Von Christen im Mittelalter

Gestern wurde in der Sendung „Hart aber Fair“ das Thema Islam und Deutschland behandelt. Unter dem Motto: Passen der Islam und Deutschland zusammen oder gehören Sie gar zueinander?

Natürlich ist dieses Thema für sehr viele Landsleute ein Reizthema und der Moderator diskutierte mit Vertretern aus dem Islamischen Zentralrat Deutschland sowie mit Vertretern der beiden großen Kirchen, der Landeskirche und der Katholischen Kirche.
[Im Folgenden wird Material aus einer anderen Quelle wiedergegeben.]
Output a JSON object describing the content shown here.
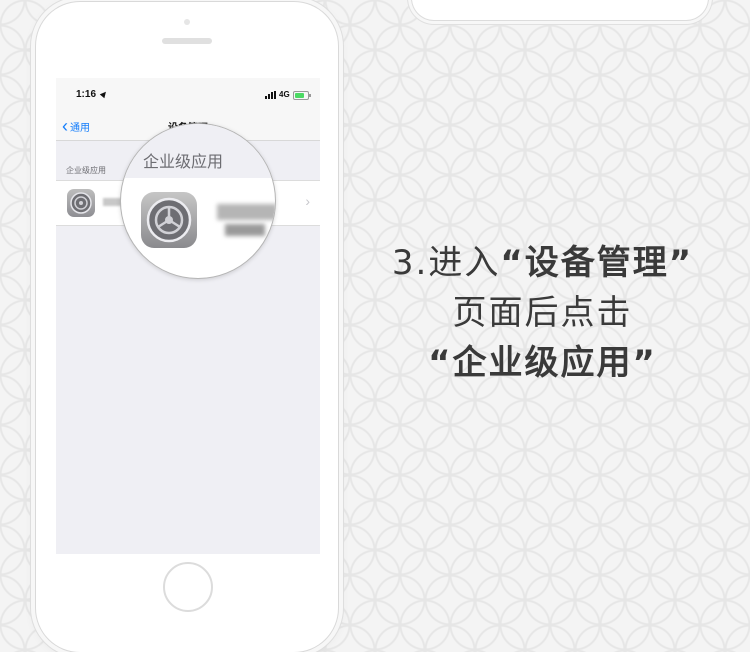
{
  "status_bar": {
    "time": "1:16",
    "network": "4G"
  },
  "nav": {
    "back_label": "通用",
    "title": "设备管理"
  },
  "section": {
    "header": "企业级应用"
  },
  "magnifier": {
    "section_header": "企业级应用"
  },
  "list_item": {
    "icon": "settings-gear-icon",
    "name_blurred": true
  },
  "caption": {
    "line1_prefix": "3.进入",
    "line1_highlight": "“设备管理”",
    "line2": "页面后点击",
    "line3": "“企业级应用”"
  },
  "colors": {
    "ios_blue": "#157efb",
    "battery_green": "#4cd964",
    "caption_text": "#3a3a3a"
  }
}
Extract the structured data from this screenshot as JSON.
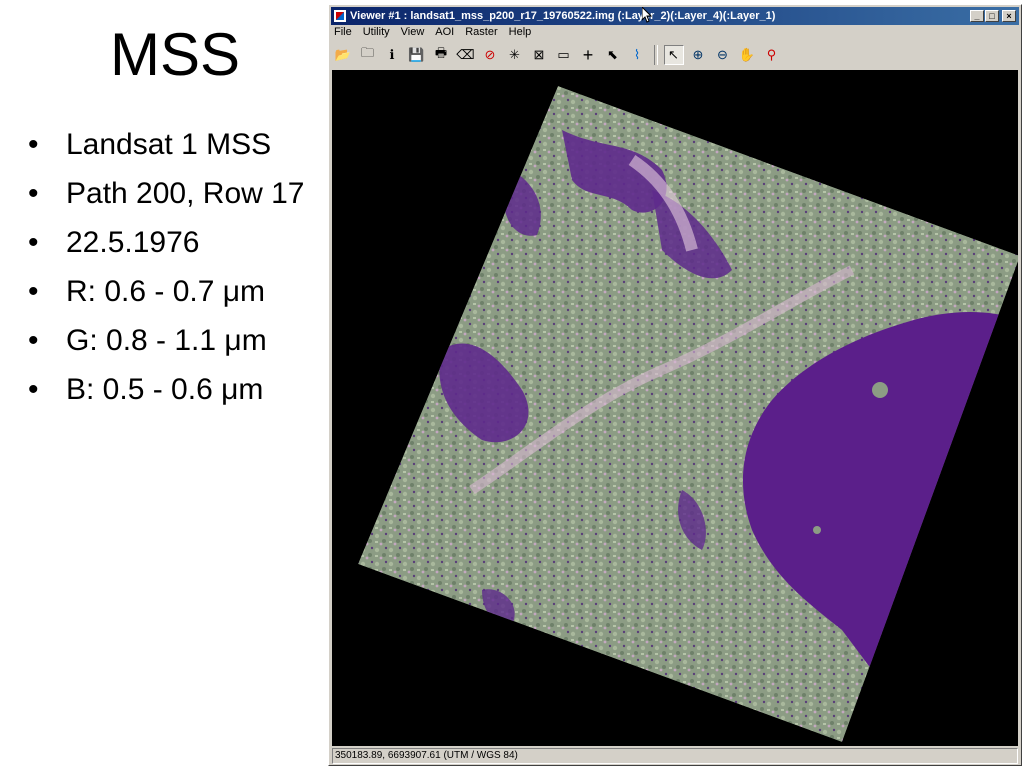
{
  "slide": {
    "title": "MSS",
    "bullets": [
      "Landsat 1 MSS",
      "Path 200, Row 17",
      "22.5.1976",
      "R: 0.6 - 0.7 μm",
      "G: 0.8 - 1.1 μm",
      "B: 0.5 - 0.6 μm"
    ],
    "bullet_char": "•"
  },
  "viewer": {
    "title": "Viewer #1 : landsat1_mss_p200_r17_19760522.img (:Layer_2)(:Layer_4)(:Layer_1)",
    "window_buttons": {
      "minimize": "_",
      "maximize": "□",
      "close": "×"
    },
    "menu": [
      {
        "label": "File",
        "icon": ""
      },
      {
        "label": "Utility",
        "icon": ""
      },
      {
        "label": "View",
        "icon": ""
      },
      {
        "label": "AOI",
        "icon": ""
      },
      {
        "label": "Raster",
        "icon": ""
      },
      {
        "label": "Help",
        "icon": ""
      }
    ],
    "toolbar": [
      {
        "icon": "open-folder-icon",
        "glyph": "📂"
      },
      {
        "icon": "open-layer-icon",
        "glyph": "🗀"
      },
      {
        "icon": "info-icon",
        "glyph": "ℹ"
      },
      {
        "icon": "save-icon",
        "glyph": "💾"
      },
      {
        "icon": "print-icon",
        "glyph": "🖶"
      },
      {
        "icon": "eraser-icon",
        "glyph": "⌫"
      },
      {
        "icon": "stop-icon",
        "glyph": "⊘"
      },
      {
        "icon": "zoom-extent-icon",
        "glyph": "✳"
      },
      {
        "icon": "fit-icon",
        "glyph": "⊠"
      },
      {
        "icon": "measure-icon",
        "glyph": "▭"
      },
      {
        "icon": "crosshair-icon",
        "glyph": "+"
      },
      {
        "icon": "arrow-tool-icon",
        "glyph": "⬉"
      },
      {
        "icon": "profile-icon",
        "glyph": "⌇"
      },
      {
        "icon": "select-pointer-icon",
        "glyph": "↖"
      },
      {
        "icon": "zoom-in-icon",
        "glyph": "⊕"
      },
      {
        "icon": "zoom-out-icon",
        "glyph": "⊖"
      },
      {
        "icon": "pan-hand-icon",
        "glyph": "✋"
      },
      {
        "icon": "link-icon",
        "glyph": "⚲"
      }
    ],
    "status": "350183.89, 6693907.61    (UTM / WGS 84)",
    "colors": {
      "title_start": "#0a246a",
      "title_end": "#3a6ea5",
      "chrome": "#d4d0c8",
      "water": "#5b1f8a",
      "land": "#8fa087",
      "background": "#000000"
    }
  }
}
Da wurde dann u. a. gewettert, was die bösen Christen im Mittelalter alles angestellt haben, von der Inquisition bis hin zu den Hexenverbrennungen und meinte dann sogar, dass heutige Terroristen davon lernen könnten, wenn dies sogleich wohl auch ironisch gemeint war.

Mir persönlich missfallen dabei die Wertungen, ein Christ ist für mich jemand der an Jesus den Erlöser glaubt und die Bibel liest und versteht und danach lebt.

Inquisition
Die Inquisition war nicht Gottes Wille

Im Mittelalter wurde das Wort Gottes, sprich die Bibel, für die Machtzwecke der damaligen Katholischen Kirche weitreichend missbraucht und manipuliert. Die meisten Menschen konnten nicht lesen und Bücher wurden, wenn überhaupt, von Hand gefertigt.

Das Volk lebte somit im unklaren über die Wahrheiten der Bibel und mussten demzufolge das Glauben was man Ihnen vorgab. Die Konsequenzen waren Ablasshandel, Heilige Kriege und die Inquisition, welches in der Folge dann auch zu einer umfassenden allgemeinen Angst innerhalb der Völker führte. Nahezu jeder konnte willkürlichen Denunzierungen zum Opfer fallen und schnell der sogenannten peinlichen Befragung unterzogen werden.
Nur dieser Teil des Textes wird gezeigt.